Im Juni 2020 ereigneten sich die meisten Fälle der Afrikanischen Schweinepest (ASP) in Europa in Ungarn und Polen. Dies schreibt das Bundesamt für Lebensmittelsicherheit und Veterinärwesen (BLV) im neuen «Radar-Bulletin».

Im Juni 2020 ereigneten sich die meisten Fälle der Afrikanischen Schweinepest (ASP) in Europa in Ungarn und Polen. Dies schreibt das Bundesamt für Lebensmittelsicherheit und Veterinärwesen (BLV) im neuen «Radar-Bulletin».

Auch unweit der deutsch-polnischen Grenze wurden ASP-positive Wildschweine nachgewiesen, jedoch nicht näher an der deutsch-polnischen Grenze als frühere Funde. 

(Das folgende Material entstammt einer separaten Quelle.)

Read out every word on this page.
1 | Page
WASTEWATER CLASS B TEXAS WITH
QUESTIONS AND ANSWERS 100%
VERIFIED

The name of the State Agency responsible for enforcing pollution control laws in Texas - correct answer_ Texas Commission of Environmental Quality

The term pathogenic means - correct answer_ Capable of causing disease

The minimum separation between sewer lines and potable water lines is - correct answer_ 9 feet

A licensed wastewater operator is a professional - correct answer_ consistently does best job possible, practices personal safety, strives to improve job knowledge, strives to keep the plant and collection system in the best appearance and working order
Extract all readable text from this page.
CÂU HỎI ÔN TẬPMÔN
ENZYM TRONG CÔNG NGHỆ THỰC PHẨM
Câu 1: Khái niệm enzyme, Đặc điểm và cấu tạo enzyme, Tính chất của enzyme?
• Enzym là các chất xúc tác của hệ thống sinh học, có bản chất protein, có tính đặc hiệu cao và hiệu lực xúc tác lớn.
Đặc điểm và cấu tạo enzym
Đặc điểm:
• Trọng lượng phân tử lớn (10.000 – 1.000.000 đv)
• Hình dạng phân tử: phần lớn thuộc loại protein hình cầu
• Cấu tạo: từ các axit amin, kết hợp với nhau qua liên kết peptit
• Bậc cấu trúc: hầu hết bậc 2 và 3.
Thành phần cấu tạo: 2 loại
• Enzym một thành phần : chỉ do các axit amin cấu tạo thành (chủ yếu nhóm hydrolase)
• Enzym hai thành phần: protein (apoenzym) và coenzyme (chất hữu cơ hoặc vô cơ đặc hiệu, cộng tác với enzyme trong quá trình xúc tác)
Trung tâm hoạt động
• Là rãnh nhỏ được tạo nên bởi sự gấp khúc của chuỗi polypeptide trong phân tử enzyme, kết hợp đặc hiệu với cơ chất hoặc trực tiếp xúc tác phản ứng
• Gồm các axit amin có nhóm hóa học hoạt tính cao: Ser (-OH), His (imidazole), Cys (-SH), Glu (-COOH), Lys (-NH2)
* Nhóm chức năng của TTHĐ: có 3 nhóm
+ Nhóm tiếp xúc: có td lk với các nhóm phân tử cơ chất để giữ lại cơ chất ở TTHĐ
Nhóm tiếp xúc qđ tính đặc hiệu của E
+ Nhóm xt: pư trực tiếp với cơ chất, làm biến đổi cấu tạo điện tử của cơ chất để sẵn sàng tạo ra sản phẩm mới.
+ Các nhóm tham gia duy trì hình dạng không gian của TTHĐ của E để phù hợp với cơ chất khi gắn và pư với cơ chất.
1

Vergleicht man die Anzahl Fälle bei Wildschweinen in Europa im Zeitraum April bis Juni, wurden in diesen Monaten im Jahr 2020 mehr als zweimal so viele Fälle gemeldet als  2019. Für die Schweiz bleibt das Risiko einer Einschleppung der ASP laut dem BLV unverändert hoch. Es wird vom Mitbringen von Schweinefleisch aus betroffenen Gebieten abgeraten. Schweinehalter sollten alle Biosicherheitsmassnahmen einhalten und bei unklaren Symptomen bei Schweinen den Tierarzt beiziehen.